Mama często jej używa,
gdy obiad gotuje. (sól)
Dzisiejsze zajęcia poświęcone będą właśnie soli- soli kamiennej wydobywanej w kopalni tak jak węgiel. W naszym regionie znajdują się dwie takie kopalnie wydobywające sól. Są to Kopalnia Soli w Wieliczce oraz Kopalnia Soli w Bochni. A jak myślicie skąd wzięła się tam sól?. Pamiętacie jeszcze w przedszkolu opowiadałam wam skąd bierze się słoma woda w morzach i oceanach. W kąciku przyrodniczym założyliśmy hodowlę kryształków soli. Gdy woda odparowała na ściankach miseczki oraz na włóczce osadziły się kryształki soli.
2. A skąd wzięła się sól głęboko pod ziemią tego dowiecie się z filmu edukacyjnego pt.: „Skąd się wzięła sól w Polsce? Historia kopalni soli w Wieliczce
Myślę, że film wam się podobał a dzięki niemu poznaliście kolejna piękną polską legendę pt.: „Wiano Św. Kingi”, która opowiada o tym jak odkryto sól niedaleko Krakowa. Wiecie już również jak sól dawniej była cenna, można nią było płacić za różne towary tak jak dziś w sklepie płaci się pieniędzmi.

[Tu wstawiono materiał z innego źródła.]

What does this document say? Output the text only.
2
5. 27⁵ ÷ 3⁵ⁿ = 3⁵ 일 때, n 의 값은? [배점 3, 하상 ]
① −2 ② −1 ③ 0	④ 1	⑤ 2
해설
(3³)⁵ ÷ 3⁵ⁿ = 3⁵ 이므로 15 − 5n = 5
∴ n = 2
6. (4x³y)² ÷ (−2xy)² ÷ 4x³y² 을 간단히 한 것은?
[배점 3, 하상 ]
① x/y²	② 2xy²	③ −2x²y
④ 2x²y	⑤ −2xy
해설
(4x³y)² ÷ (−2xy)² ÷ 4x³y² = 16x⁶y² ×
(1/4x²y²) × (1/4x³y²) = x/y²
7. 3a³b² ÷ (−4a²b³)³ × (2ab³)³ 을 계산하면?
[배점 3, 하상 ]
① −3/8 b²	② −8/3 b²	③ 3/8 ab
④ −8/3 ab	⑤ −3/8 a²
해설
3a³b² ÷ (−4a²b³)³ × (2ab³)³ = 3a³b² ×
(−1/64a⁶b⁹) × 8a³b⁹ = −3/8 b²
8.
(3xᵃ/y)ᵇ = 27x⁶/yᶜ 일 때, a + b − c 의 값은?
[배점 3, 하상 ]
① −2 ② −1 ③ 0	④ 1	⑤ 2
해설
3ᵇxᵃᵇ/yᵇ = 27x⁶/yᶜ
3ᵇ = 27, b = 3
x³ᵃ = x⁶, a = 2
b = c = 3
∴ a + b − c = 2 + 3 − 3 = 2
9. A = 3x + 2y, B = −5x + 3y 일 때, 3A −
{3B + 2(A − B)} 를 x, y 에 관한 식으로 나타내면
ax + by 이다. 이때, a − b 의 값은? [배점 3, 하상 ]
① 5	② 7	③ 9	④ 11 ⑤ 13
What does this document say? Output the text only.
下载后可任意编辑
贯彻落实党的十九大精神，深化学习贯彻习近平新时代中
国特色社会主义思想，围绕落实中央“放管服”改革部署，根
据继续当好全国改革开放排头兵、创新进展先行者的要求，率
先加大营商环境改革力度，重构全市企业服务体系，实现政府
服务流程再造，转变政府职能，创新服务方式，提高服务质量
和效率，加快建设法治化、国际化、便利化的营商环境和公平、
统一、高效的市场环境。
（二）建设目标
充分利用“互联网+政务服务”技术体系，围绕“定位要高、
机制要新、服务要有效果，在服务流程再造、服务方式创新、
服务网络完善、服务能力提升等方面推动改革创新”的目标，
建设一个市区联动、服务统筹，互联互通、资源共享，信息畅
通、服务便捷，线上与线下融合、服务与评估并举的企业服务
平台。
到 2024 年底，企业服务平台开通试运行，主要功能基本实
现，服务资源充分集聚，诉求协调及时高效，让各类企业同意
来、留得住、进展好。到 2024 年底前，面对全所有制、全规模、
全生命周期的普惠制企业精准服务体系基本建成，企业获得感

3. Kopalnia Soli w Wieliczce to wspaniałe miejsce warte zobaczenia. Została ona wpisana na listę Światowego Dziedzictwa UNESCO. Co oznacza że jest miejscem cennym, zabytkowym i chronionym. Jak wygląda po ziemią kopalnia zapraszam na krótkie zwiedzanie on line pt.:„Kopalnia Soli w Wieliczce – Dziedzictwa UNESCO”
4. A teraz poruszajcie się do piosenki „TANIEC ZYGZAK- WYGIBASY TV”
5. Na koniec coś plastycznego spróbujcie ulepić z masy solnej aniołka lub wybić z foremek do ciastek.
Przepis na masę solną:
– 1 filiżanka soli
-1 filiżanka maki pszennej
-wodę dodajemy stopniowo tak aby z soli i maki zagnieść ciasto na wzór ciasta kruchego. Wałkujemy w przypadku gdy aniołki wybijamy foremkami, lub lepimy z masy solnej tak jak z plasteliny. Gotowe ozdoby zostawiamy aż wyschną np. na kaloryferze. Powodzenia.